Senior UN officials have strongly called for transparency in the rules and the establishment of a multilateral debt restructuring system, which can be avoided, especially in the current era, which is characterized by crises triggered by the 19-nation pandemic and exacerbated the difficult economic situation. Many countries, especially in Latin America and the Caribbean?
Bárcena added that the main obstacle for the private sector to participate in debt renegotiations and restructuring is the lack of a proper balance between public and private interests, which is why he emphasized that there is an urgent need for a level playing field.
He added: “It is necessary to ensure that the government and the private sector develop effective communication strategies to set common goals and expectations.”
She said that the head of the ECLAC also urged the establishment of a multilateral sovereign debt restructuring mechanism, which is closely related to the establishment of a multilateral credit rating agency, which can serve as a balancing force for the agency’s current oligopoly.
Look at what happened in Latin America and the Caribbean. According to Fitch’s ratings, the region has been downgraded 19 times by its sovereign credit rating. By 2021, even countries with solid economic foundations like Chile will have their credit ratings downgraded. Is this not understandable? We are in a pandemic! ??, he blurted out.
Alicia Bárcena uses four recent debt restructuring and renegotiation cases in the region as examples: Argentina (2020), Barbados (2018-2019), Grenada (2013-2015) and Ecuador (2020) ) And lists the lessons learned from these experiences.
First, he enumerated the above-mentioned environment that requires fair competition and shared the burden between creditors and debtors. For example, he went on to say that Ecuador and Granada managed to cut the original value of their bonds.
Second, ensure regular and effective communication strategies between the government and creditors. He explained: “They should set common goals and expectations and share data on a regular basis.”
Third, Bárcena emphasized that timing and speed are critical to the success of the debt restructuring and renegotiation plan.
Regarding the terms of the new financial instruments against the hurricane, he explained that these terms must be led by official creditors and then attract private creditors.
Similarly, the participation of creditors and their interests must also be consistent. This can be done through collective action clauses, which are essential for adjusting the private sector and streamlining processes.
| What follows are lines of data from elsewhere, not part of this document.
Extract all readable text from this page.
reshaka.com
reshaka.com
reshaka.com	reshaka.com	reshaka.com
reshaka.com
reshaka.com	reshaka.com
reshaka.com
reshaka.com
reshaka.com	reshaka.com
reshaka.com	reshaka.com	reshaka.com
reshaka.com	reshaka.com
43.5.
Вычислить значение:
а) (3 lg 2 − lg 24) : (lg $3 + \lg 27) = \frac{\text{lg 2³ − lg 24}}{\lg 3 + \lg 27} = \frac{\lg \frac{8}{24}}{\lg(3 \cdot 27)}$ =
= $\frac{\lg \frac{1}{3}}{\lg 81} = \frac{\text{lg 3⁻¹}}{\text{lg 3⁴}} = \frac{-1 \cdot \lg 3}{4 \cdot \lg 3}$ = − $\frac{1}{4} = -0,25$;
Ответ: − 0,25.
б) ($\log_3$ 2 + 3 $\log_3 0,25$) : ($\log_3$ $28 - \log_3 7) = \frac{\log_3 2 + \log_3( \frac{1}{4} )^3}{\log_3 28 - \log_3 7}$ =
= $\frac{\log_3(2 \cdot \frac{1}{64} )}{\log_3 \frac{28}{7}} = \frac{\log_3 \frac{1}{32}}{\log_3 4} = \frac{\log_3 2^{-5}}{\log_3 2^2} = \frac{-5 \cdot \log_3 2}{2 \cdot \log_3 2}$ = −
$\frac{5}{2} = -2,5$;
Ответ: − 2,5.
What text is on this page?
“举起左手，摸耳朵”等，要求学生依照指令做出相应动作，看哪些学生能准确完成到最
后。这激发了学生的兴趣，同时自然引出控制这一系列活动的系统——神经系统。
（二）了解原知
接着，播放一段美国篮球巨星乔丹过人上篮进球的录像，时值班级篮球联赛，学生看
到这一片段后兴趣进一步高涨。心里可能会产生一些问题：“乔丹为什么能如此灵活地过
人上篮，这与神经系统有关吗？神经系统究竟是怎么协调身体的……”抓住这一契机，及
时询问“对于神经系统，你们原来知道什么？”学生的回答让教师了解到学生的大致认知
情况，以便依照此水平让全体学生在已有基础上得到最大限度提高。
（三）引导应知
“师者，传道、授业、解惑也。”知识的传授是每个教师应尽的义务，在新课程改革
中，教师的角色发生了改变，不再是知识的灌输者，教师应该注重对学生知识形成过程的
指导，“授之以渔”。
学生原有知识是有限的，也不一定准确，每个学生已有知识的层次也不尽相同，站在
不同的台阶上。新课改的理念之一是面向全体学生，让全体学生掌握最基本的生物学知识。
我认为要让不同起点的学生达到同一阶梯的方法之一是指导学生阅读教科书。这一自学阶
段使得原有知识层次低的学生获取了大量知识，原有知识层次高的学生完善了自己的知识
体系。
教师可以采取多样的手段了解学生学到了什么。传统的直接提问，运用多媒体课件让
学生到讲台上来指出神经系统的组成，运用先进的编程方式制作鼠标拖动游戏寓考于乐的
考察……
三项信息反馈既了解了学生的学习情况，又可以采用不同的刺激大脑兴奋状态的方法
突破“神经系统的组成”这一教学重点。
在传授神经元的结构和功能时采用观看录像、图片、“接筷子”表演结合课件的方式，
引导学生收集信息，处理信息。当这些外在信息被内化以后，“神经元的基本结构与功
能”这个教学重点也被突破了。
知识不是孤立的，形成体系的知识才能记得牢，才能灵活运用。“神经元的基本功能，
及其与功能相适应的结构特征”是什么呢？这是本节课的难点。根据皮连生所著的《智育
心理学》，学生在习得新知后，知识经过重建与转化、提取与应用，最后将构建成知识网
He added that Argentina and Barbados, Ecuador and Grenada have all included class action clauses in their debt negotiations.
He also emphasized that the support of international financial institutions is essential to facilitate debt renegotiation and restructuring, but this should not involve trade-offs between these measures and the government’s growth, employment and welfare goals.
?? (Debt) restructuring must be accompanied by innovative measures that should allow the development of new financing tools, such as hurricane clauses that link the country’s ability to pay and natural disaster risk. Similarly, income-linked bonds can take into account the constraints of the external sector, which is one of the main problems faced by many middle-income countries,” Alicia Bárcena concluded.